Brown Sugar Cherry Pound Cake

When Sarah calls you up and asks if you want to bake something, the correct answer is always yes.  Yes!  You’ll shout into the phone, not caring what day of the week it is or what you might have planned to do that afternoon.  New plan: bake with Sarah.

So that’s where I found myself one bright afternoon, sitting with Sarah in my kitchen nook, the two of us staring at a giant bowl of cherries on the countertop and leafing through a mound of cookbooks for inspiration.  Pound cake!  We decided.  What does Ina have to say about it?  We wondered.

Ina had a few things to say about her pound cake (honey, pure cake flour, no cherries, etc.), but between Sarah and my meddling the finished recipe was a far cry from the original – laced with almond extract, spelt flour, a healthy amount of brown sugar, and studded throughout with fresh cherry jewels.

We watched season 5 of the Great British Bake Off while our own cake baked, which is something I recommend doing, regardless of whether or not you make this recipe.  (A Mel/Sue sandwich is always a good idea, y’know?)  Anyway, despite all of the meddling, and the fact that we were distracted by television and missed our baking timers, the finished product – our brown sugar cherry pound cake – turned out to be quite simple and fresh, a perfectly dense and buttery cake, topped with a bright and cheerful glaze in the loveliest (slash trendiest) of summer hues.

Bottom line is it’s scrummy.  Will you try it?  On your mark, get set, BAKE!

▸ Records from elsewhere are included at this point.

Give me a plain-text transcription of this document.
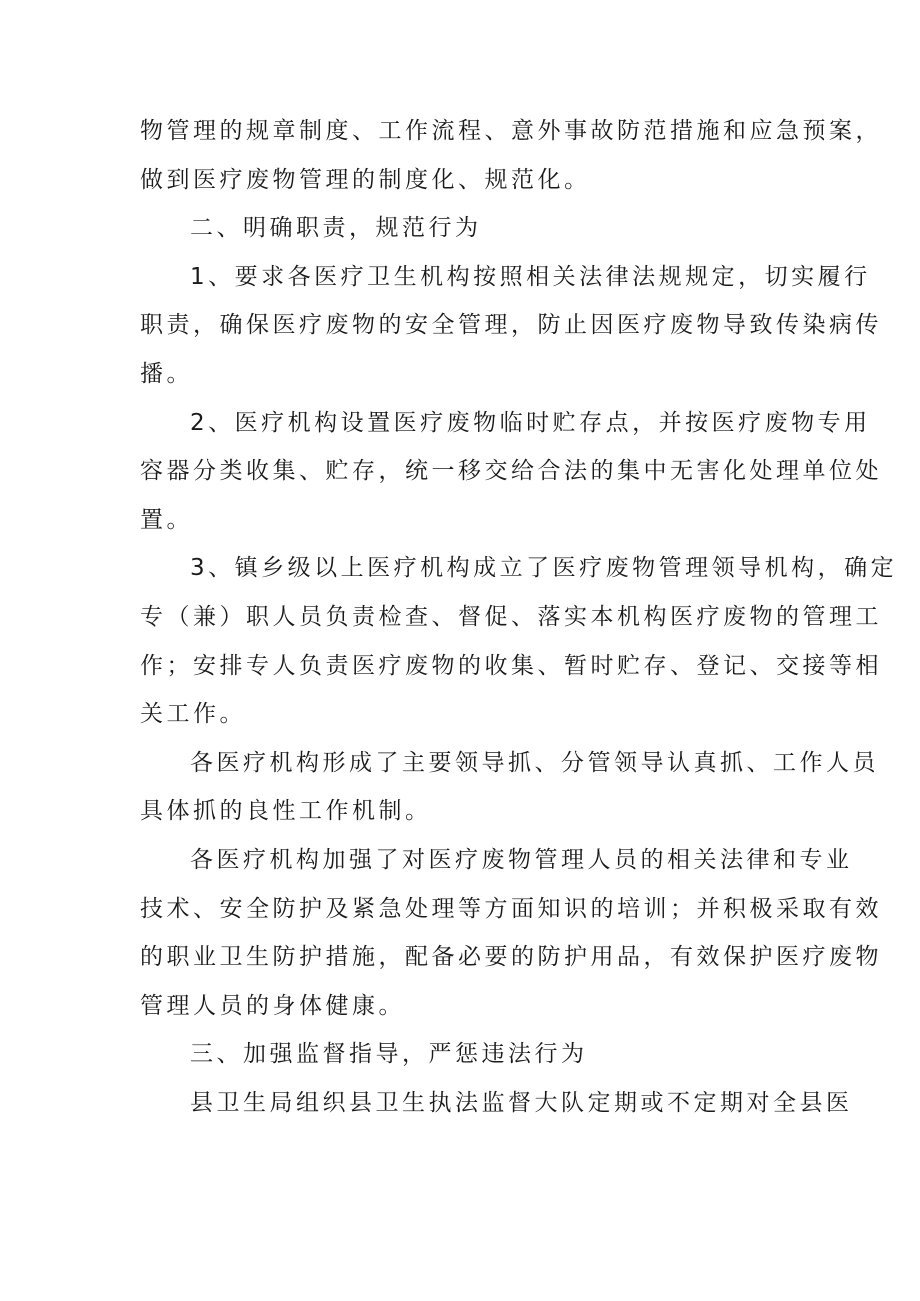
物管理的规章制度、工作流程、意外事故防范措施和应急预案，
做到医疗废物管理的制度化、规范化。
二、明确职责，规范行为
1、要求各医疗卫生机构按照相关法律法规规定，切实履行
职责，确保医疗废物的安全管理，防止因医疗废物导致传染病传
播。
2、医疗机构设置医疗废物临时贮存点，并按医疗废物专用
容器分类收集、贮存，统一移交给合法的集中无害化处理单位处
置。
3、镇乡级以上医疗机构成立了医疗废物管理领导机构，确定
专（兼）职人员负责检查、督促、落实本机构医疗废物的管理工
作；安排专人负责医疗废物的收集、暂时贮存、登记、交接等相
关工作。
各医疗机构形成了主要领导抓、分管领导认真抓、工作人员
具体抓的良性工作机制。
各医疗机构加强了对医疗废物管理人员的相关法律和专业
技术、安全防护及紧急处理等方面知识的培训；并积极采取有效
的职业卫生防护措施，配备必要的防护用品，有效保护医疗废物
管理人员的身体健康。
三、加强监督指导，严惩违法行为
县卫生局组织县卫生执法监督大队定期或不定期对全县医
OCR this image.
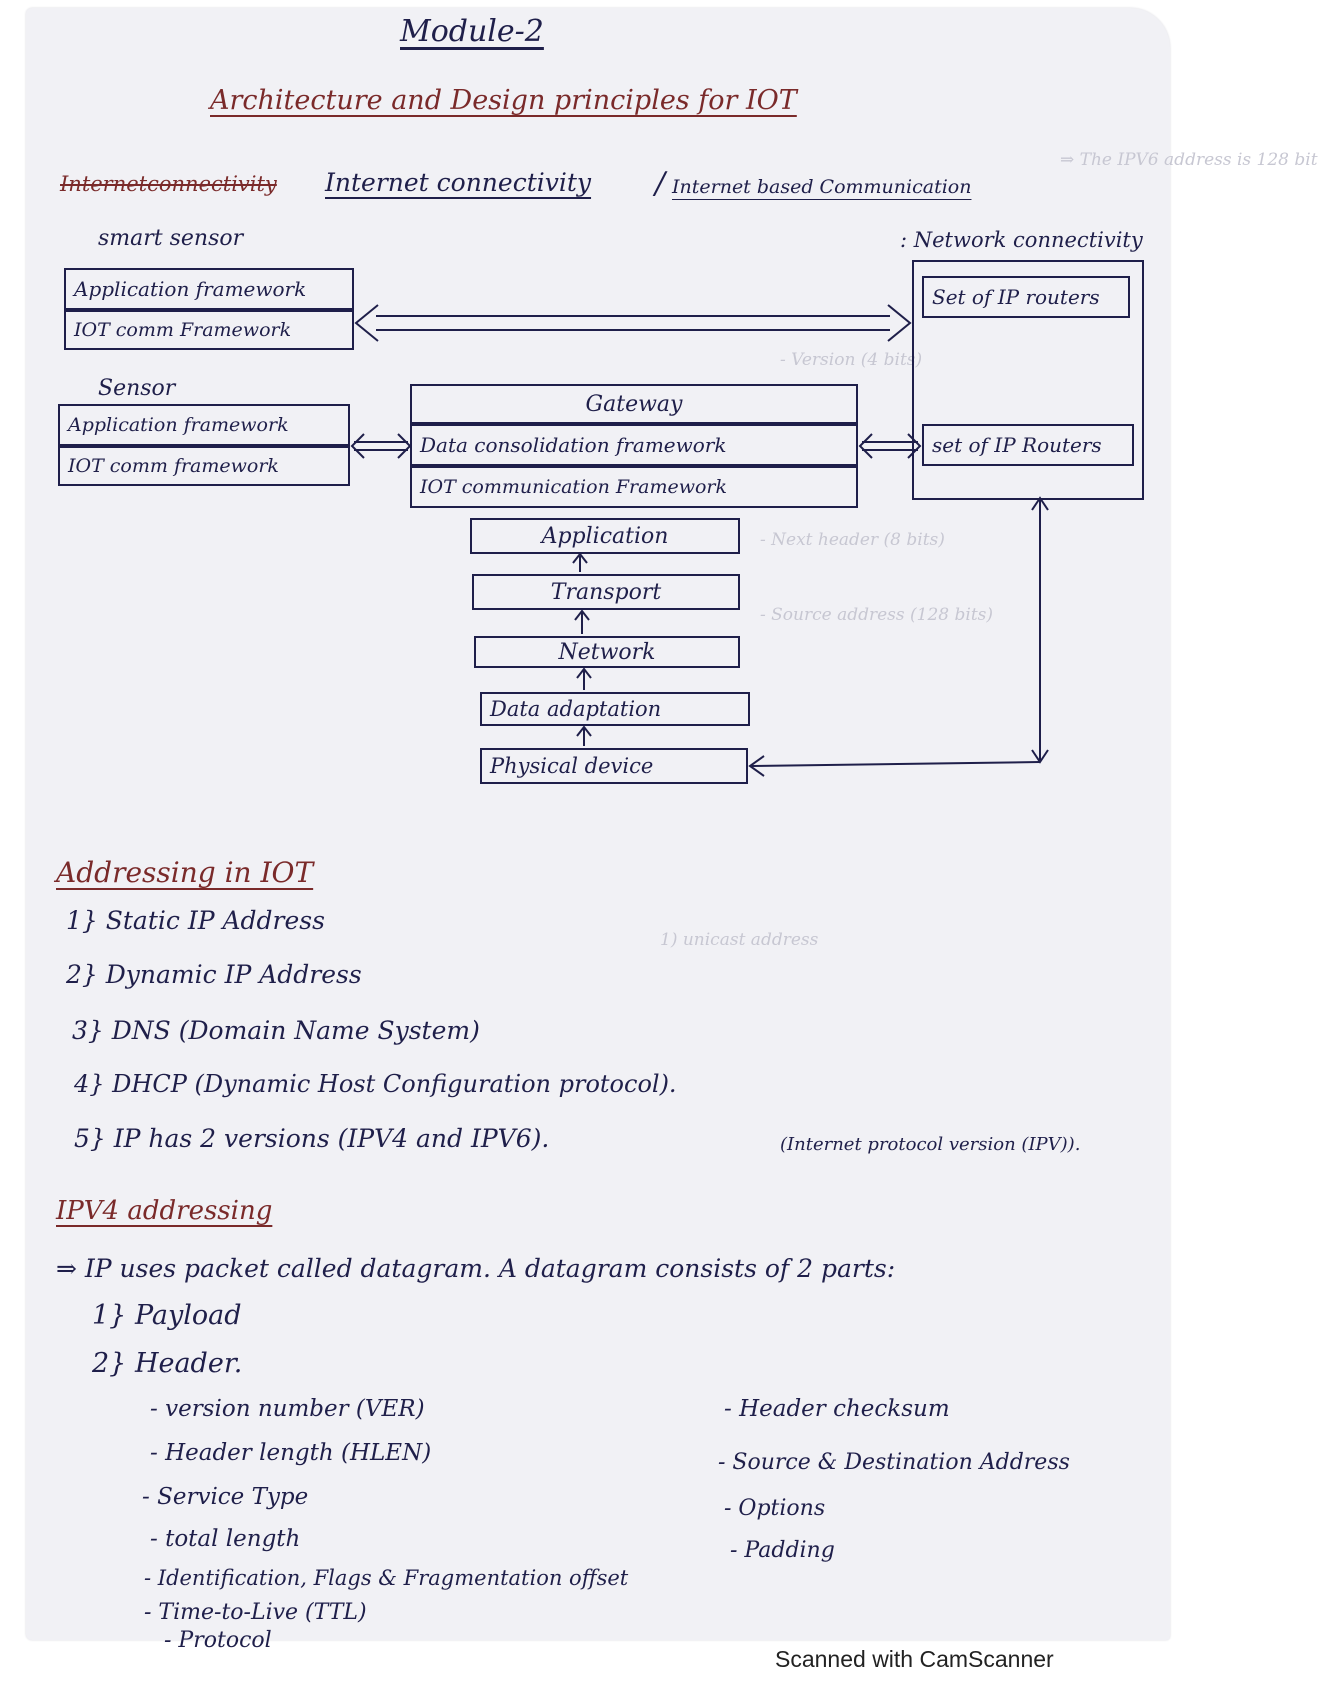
⇒ The IPV6 address is 128 bit
- Version (4 bits)
- Next header (8 bits)
- Source address (128 bits)
1) unicast address
Module-2
Architecture and Design principles for IOT
Internetconnectivity Internet connectivity / Internet based Communication
smart sensor
Application framework
IOT comm Framework
: Network connectivity
Set of IP routers
set of IP Routers
Sensor
Application framework
IOT comm framework
Gateway
Data consolidation framework
IOT communication Framework
Application
Transport
Network
Data adaptation
Physical device
Addressing in IOT
1} Static IP Address
2} Dynamic IP Address
3} DNS (Domain Name System)
4} DHCP (Dynamic Host Configuration protocol).
5} IP has 2 versions (IPV4 and IPV6).	(Internet protocol version (IPV)).
IPV4 addressing
⇒ IP uses packet called datagram. A datagram consists of 2 parts:
1} Payload
2} Header.
- version number (VER)
- Header length (HLEN)
- Service Type
- total length
- Identification, Flags & Fragmentation offset
- Time-to-Live (TTL)
- Protocol
- Header checksum
- Source & Destination Address
- Options
- Padding
Scanned with CamScanner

Brown Sugar Cherry Pound Cake

Loosely adapted from Ina Garten’s Honey Vanilla Pound Cake recipe

This is a great recipe to make in summertime, when fresh cherries are at their finest, but if you get the hankering to make this any other time of year, frozen cherries will do just fine.

Also, Sarah and I used 1/2 cup spelt flour and 1 1/2 cups cake flour for our version, but if you can’t find spelt (or would rather not use it), all cake flour works, too.


  • 1/2 pound (2 sticks, or 16 tbsp) unsalted butter, at cool room temperature
  • 3/4 cup granulated sugar
  • 1/2 cup (packed) light or dark brown sugar
  • 1 teaspoon grated lemon zest
  • 5 large eggs, at room temperature
  • 2 teaspoons pure vanilla extract
  • 1/2 teaspoon almond extract
  • 2 cups sifted cake flour (or 1/2 cups cake flour plus 1/2 cup spelt flour, see note above)
  • 1 teaspoon kosher salt
  • 1/2 teaspoon baking powder
  • 1 heaping cup pitted and quartered fresh cherries (can use frozen if necessary. Also, save a few whole cherries for decoration, if you’re so inclined)

for glaze:

  • 1/2 cup confectioner’s sugar
  • 2-3 tablespoons milk
  • 1/4 teaspoon almond extract
  • 1 teaspoon fresh cherry juice or a drop of red food coloring


Heat the oven to 350 degrees F.  Grease a standard bundt pan (10-cup capacity — I use this one) with baking spray or butter.

Using an electric mixer, cream the butter and sugars together for 3-4 minutes, until light and fluffy.  Add the lemon zest and beat in vigorously.

Meanwhile, crack the eggs into a large measuring cup, and add the extracts.  With the mixer on low speed, add the egg mixture slowly, one egg at a time, scraping down the bowl between each addition to ensure the batter is as smooth as possible.

Add the flour, salt and baking powder, and very slowly mix together until the batter just comes together.  Fold in the cherries by hand (a rubber spatula works well here).  Evenly distribute the batter into the prepared pan, smoothing the top with the spatula.

Bake the cake for about 60 minutes, or until the cake springs back when lightly poked, and a skewer inserted into the center comes out clean.  Allow the cake to cool in the pan for 10 minutes, then carefully invert it onto a cooling rack to cool completely.

When the cake is fully cool, make the glaze: whisk together the confectioner’s sugar, milk (start with just 2 tablespoons milk, and add more at the end if you think you need it), almond extract, and cherry juice/food coloring until smooth.  Pour or drizzle the glaze over the cooled cake, letting it run down the sides (the glaze will firm up as it sits, so if it feels too runny at first, give it a few minutes to harden and then pour/drizzle it over the cake).  Top with a few fresh cherries for garnish, if you like.

The cake is best the day it’s made, but will keep well for about 4 days well-wrapped at room temperature.